China integration into supply chains boost profits

Last Updated April 11, 2008

Companies are being advised to change their approach towards the Chinese market, and no longer view it solely as a low-cost manufacturing-for-export market, according to a new study.

A joint study put together by management consulting firm Booz Allen Hamilton and the American chamber of commerce in Shanghai argues that firms should integrate China into their global supply chains to secure a competitive advantage.

It recommends that companies see China as a growth market and a market for lower-cost labour and sources, and integrate these operations. For example, those that use dual sourcing and sales strategies report an average profitability rate two-thirds higher than those focused on just one of those objectives.

China's strengthening currency and rising wages are said to be putting pressure on manufacturing margins, and forcing companies to change their attitude to the market.
"The manufacturing philosophy employed by many foreign multinationals in China in recent decades is in need of an overhaul,” comments Ronald Haddock, vice-president, at Booz Allen.

“China's changing cost and currency structure have shifted, forcing companies to rethink how they structure their Chinese operations and how they perceive China in their overall global strategy.

“At the same time, China is increasingly a major source of product and business model innovation. We 're seeing globalisation at work and China’s role has changed.”

Over half of the surveyed foreign-owned or foreign-invested companies manufacturing products in China believe the country is losing its competitive edge compared to other low-cost nations. As a result of this, almost one in five manufacturers is planning to relocate or expand their China operations to other countries, with India and Vietnam seen as the main alternatives. Around 88% said they originally chose China for its lower labour costs, but they are now finding cheaper labour and tax benefits in other locations. Around 63% said Vietnam was the most attractive alternative location.

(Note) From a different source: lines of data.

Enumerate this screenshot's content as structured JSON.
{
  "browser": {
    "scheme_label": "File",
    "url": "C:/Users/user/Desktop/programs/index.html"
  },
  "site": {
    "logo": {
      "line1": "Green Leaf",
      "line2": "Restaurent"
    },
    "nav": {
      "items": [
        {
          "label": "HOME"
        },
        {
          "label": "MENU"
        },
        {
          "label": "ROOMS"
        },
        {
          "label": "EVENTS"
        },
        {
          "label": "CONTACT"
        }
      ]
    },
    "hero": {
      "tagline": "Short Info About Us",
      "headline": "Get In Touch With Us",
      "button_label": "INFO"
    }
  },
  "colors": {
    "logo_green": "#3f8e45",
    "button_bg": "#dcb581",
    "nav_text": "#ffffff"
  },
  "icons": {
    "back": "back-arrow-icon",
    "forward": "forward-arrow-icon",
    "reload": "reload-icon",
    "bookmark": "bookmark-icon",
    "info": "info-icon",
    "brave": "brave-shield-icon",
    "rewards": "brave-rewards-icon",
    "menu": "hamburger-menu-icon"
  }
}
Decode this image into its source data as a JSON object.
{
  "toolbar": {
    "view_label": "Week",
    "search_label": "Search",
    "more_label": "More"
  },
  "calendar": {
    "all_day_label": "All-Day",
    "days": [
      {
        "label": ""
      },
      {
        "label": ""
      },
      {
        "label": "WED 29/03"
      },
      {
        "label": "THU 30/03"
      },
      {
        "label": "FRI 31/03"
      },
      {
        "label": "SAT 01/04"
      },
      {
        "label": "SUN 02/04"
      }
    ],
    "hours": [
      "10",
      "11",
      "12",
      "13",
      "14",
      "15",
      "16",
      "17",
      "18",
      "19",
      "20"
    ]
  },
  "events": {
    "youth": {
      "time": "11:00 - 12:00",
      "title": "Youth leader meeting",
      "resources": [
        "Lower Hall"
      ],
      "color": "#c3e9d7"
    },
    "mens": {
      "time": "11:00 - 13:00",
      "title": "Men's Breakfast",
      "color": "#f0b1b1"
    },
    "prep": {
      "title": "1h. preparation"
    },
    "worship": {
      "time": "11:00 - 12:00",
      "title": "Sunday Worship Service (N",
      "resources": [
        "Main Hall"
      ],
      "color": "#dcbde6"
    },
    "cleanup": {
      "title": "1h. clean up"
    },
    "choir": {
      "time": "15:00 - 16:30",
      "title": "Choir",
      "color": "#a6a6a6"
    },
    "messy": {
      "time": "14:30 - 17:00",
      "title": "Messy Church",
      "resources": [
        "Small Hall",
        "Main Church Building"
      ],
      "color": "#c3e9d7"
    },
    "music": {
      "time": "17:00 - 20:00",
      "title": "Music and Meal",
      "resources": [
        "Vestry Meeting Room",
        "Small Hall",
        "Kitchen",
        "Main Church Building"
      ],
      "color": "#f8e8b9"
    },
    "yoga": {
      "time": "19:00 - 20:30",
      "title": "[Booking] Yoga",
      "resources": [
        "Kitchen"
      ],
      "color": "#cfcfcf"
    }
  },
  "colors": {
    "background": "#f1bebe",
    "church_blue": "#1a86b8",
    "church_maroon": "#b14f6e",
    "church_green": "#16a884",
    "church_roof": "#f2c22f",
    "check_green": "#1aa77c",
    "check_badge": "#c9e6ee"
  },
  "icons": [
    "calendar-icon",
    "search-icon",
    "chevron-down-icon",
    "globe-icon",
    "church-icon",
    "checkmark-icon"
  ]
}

However, despite China’s diminishing competitive edge, the majority of manufacturers said they would keep their operations in the country, with most citing China’s vast domestic market as the main reason to stay.

“China’s phenomenal economic growth and market reform story, together with a dynamic and challenging business environment, will continue to put pressure on manufacturing companies,” comments Brenda Foster, president, AmCham Shanghai. 

“They will have to focus on continually improving their competitiveness and devoting more resources to innovation as they pursue their strategies and plans in China.”